Syria blasts
Fears have been raised over the continuing escalation of violence in Syria.
Russia is sending attack helicopters to Syria amid warnings from the U.S. administration that it could lead to a dramatic escalation o fthe conflict.
Secretary of State Hillary Clinton voiced the Obama government's concern that the clash between Bashar al-Assad's regime and anti-government forces is on a knife edge and could become a full-scale civil war.
Her warning comes on a day when:
  • The Syrian government killed 10 with a mortar attack on an eastern city, in defiance of a supposed ceasefire.
  • U.N. envoy Kofi Annan called for strong governments to take action and "twist arms" to stem the tide of violence.
  • Angry crowds opened fire on U.N. observers in a rebel-held town.
  • An aid envoy announced an increase in the number of Syrian refugees fleeing to northern Iraq.

Clinton warned that helicopters from Russia could "escalate the conflict quite dramatically", although Russia has maintained that it would not condone the use of outside force to interevene in the conflict.

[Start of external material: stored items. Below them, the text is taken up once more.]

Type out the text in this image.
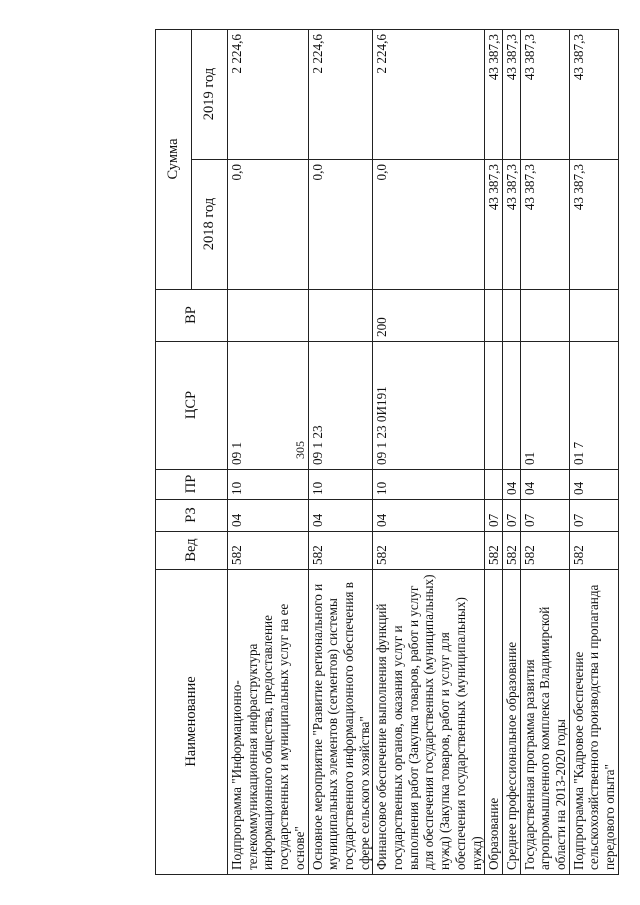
305
Наименование	Вед	РЗ	ПР	ЦСР	ВР	Сумма	
						2018 год	2019 год
Подпрограмма "Информационно-телекоммуникационная инфраструктура информационного общества, предоставление государственных и муниципальных услуг на ее основе"	582	04	10	09 1		0,0	2 224,6
Основное мероприятие "Развитие регионального и муниципальных элементов (сегментов) системы государственного информационного обеспечения в сфере сельского хозяйства"	582	04	10	09 1 23		0,0	2 224,6
Финансовое обеспечение выполнения функций государственных органов, оказания услуг и выполнения работ (Закупка товаров, работ и услуг для обеспечения государственных (муниципальных) нужд) (Закупка товаров, работ и услуг для обеспечения государственных (муниципальных) нужд)	582	04	10	09 1 23 0И191	200	0,0	2 224,6
Образование	582	07				43 387,3	43 387,3
Среднее профессиональное образование	582	07	04			43 387,3	43 387,3
Государственная программа развития агропромышленного комплекса Владимирской области на 2013-2020 годы	582	07	04	01		43 387,3	43 387,3
Подпрограмма "Кадровое обеспечение сельскохозяйственного производства и пропаганда передового опыта"	582	07	04	01 7		43 387,3	43 387,3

Clinton called for Moscow to help push forward a political transition plan.

Mortar attack kills 10

Hopes for a ceasefire took a major blow when an anti-government protest was attacked with mortars by the Syrian government.

The attack on the eastern city of Deir el-Zour killed at least 10 people and was the latest act of defiance of the internationally brokered ceasefire, which was supposed to go into effect on 12 April but which has been ignored by both sides.

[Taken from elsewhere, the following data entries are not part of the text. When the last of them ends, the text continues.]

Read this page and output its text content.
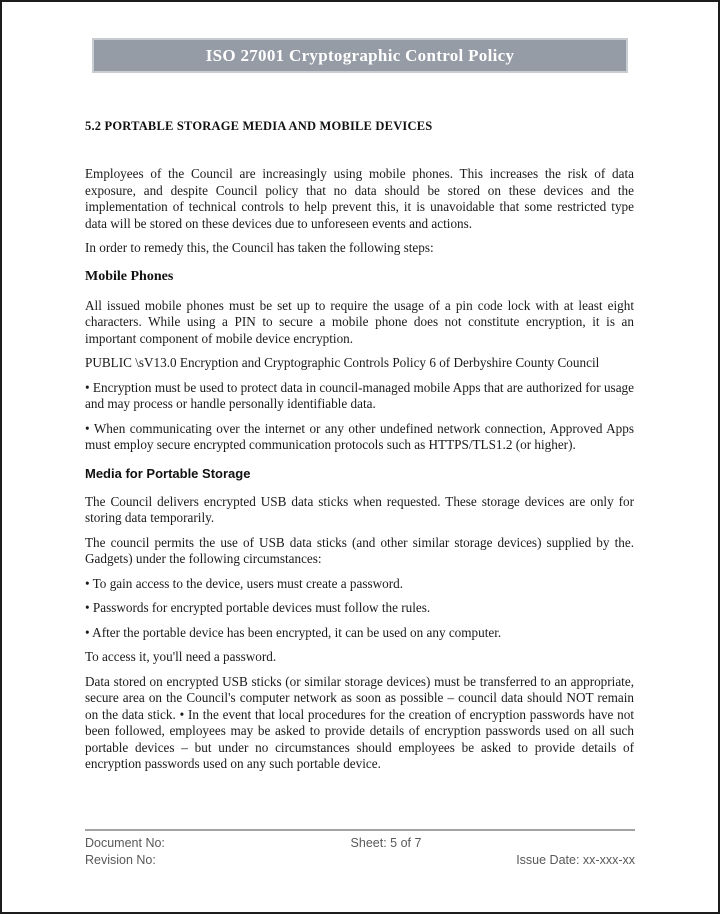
ISO 27001 Cryptographic Control Policy
5.2 PORTABLE STORAGE MEDIA AND MOBILE DEVICES

Employees of the Council are increasingly using mobile phones. This increases the risk of data exposure, and despite Council policy that no data should be stored on these devices and the implementation of technical controls to help prevent this, it is unavoidable that some restricted type data will be stored on these devices due to unforeseen events and actions.

In order to remedy this, the Council has taken the following steps:

Mobile Phones

All issued mobile phones must be set up to require the usage of a pin code lock with at least eight characters. While using a PIN to secure a mobile phone does not constitute encryption, it is an important component of mobile device encryption.

PUBLIC \sV13.0 Encryption and Cryptographic Controls Policy 6 of Derbyshire County Council

• Encryption must be used to protect data in council-managed mobile Apps that are authorized for usage and may process or handle personally identifiable data.

• When communicating over the internet or any other undefined network connection, Approved Apps must employ secure encrypted communication protocols such as HTTPS/TLS1.2 (or higher).

Media for Portable Storage

The Council delivers encrypted USB data sticks when requested. These storage devices are only for storing data temporarily.

The council permits the use of USB data sticks (and other similar storage devices) supplied by the. Gadgets) under the following circumstances:

• To gain access to the device, users must create a password.

• Passwords for encrypted portable devices must follow the rules.

• After the portable device has been encrypted, it can be used on any computer.

To access it, you'll need a password.

Data stored on encrypted USB sticks (or similar storage devices) must be transferred to an appropriate, secure area on the Council's computer network as soon as possible – council data should NOT remain on the data stick. • In the event that local procedures for the creation of encryption passwords have not been followed, employees may be asked to provide details of encryption passwords used on all such portable devices – but under no circumstances should employees be asked to provide details of encryption passwords used on any such portable device.

Document No:	Sheet: 5 of 7
Revision No:	Issue Date: xx-xxx-xx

Annan calls on governments to twist arms

Annan, the former U.N. secretary-general, called on governments to take greater action to slow the escalation of violence in the 15-month conflict.

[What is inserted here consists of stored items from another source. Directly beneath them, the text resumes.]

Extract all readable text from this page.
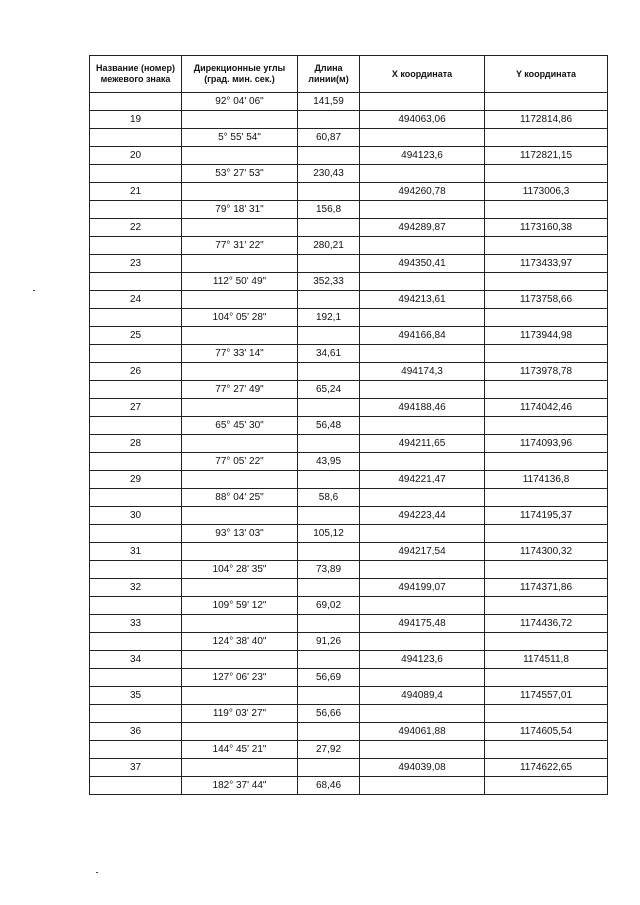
Название (номер) межевого знака	Дирекционные углы (град. мин. сек.)	Длина линии(м)	X координата	Y координата
	92° 04' 06"	141,59		
19			494063,06	1172814,86
	5° 55' 54"	60,87		
20			494123,6	1172821,15
	53° 27' 53"	230,43		
21			494260,78	1173006,3
	79° 18' 31"	156,8		
22			494289,87	1173160,38
	77° 31' 22"	280,21		
23			494350,41	1173433,97
	112° 50' 49"	352,33		
24			494213,61	1173758,66
	104° 05' 28"	192,1		
25			494166,84	1173944,98
	77° 33' 14"	34,61		
26			494174,3	1173978,78
	77° 27' 49"	65,24		
27			494188,46	1174042,46
	65° 45' 30"	56,48		
28			494211,65	1174093,96
	77° 05' 22"	43,95		
29			494221,47	1174136,8
	88° 04' 25"	58,6		
30			494223,44	1174195,37
	93° 13' 03"	105,12		
31			494217,54	1174300,32
	104° 28' 35"	73,89		
32			494199,07	1174371,86
	109° 59' 12"	69,02		
33			494175,48	1174436,72
	124° 38' 40"	91,26		
34			494123,6	1174511,8
	127° 06' 23"	56,69		
35			494089,4	1174557,01
	119° 03' 27"	56,66		
36			494061,88	1174605,54
	144° 45' 21"	27,92		
37			494039,08	1174622,65
	182° 37' 44"	68,46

His spokesman Ahmad Fawzi said after the Deir el-Zour attack: "It is totally unacceptable and it must stop and that is why Annan has invited governments with influence to raise the bar to another level, to the highest level possible, and twist arms if necessary, to get the parties to implement the plan."

He added that it was up to the government to take the first step toward halting the violence, with the death toll now topping 13,000.

"The stronger party should send a strong signal in good faith and stop the violence, and the stronger party in this case is clearly the government of Syria," he added.

U.N. observers under attack

Violence also broke out in the embattled rebel-held town of Haffa as U.N. observers were attacked by crowds firing guns and throwing rocks and metal bars.

Concerns have been raised that Assad's forces are planning a massacre in Haffa, while the UN. .is concerned that civilians are trapped.

The Britain-based Syrian Observatory for Human Rights told Associated Press that residents who attacked the U.N. vehicles were mostly regime loyalists.

Refugee numbers continue to rise

The ever-escalating conflict, which appears set to lead to all-out war, has caused floods of Syrian refugees to flee the country.

According to the International Organisation for Migration, more than 5,000 refugees have crossed into northern Iraq and the numbers are growing.

The refugees, mainly ethnic Kurdish Sunni Muslims, are living in camps, with several hundred taking shelter in mosques, after paying around $300 to be smuggled out of the country.

Close to 100,000 refugees have fled to Turkey, Lebanon and Jordan.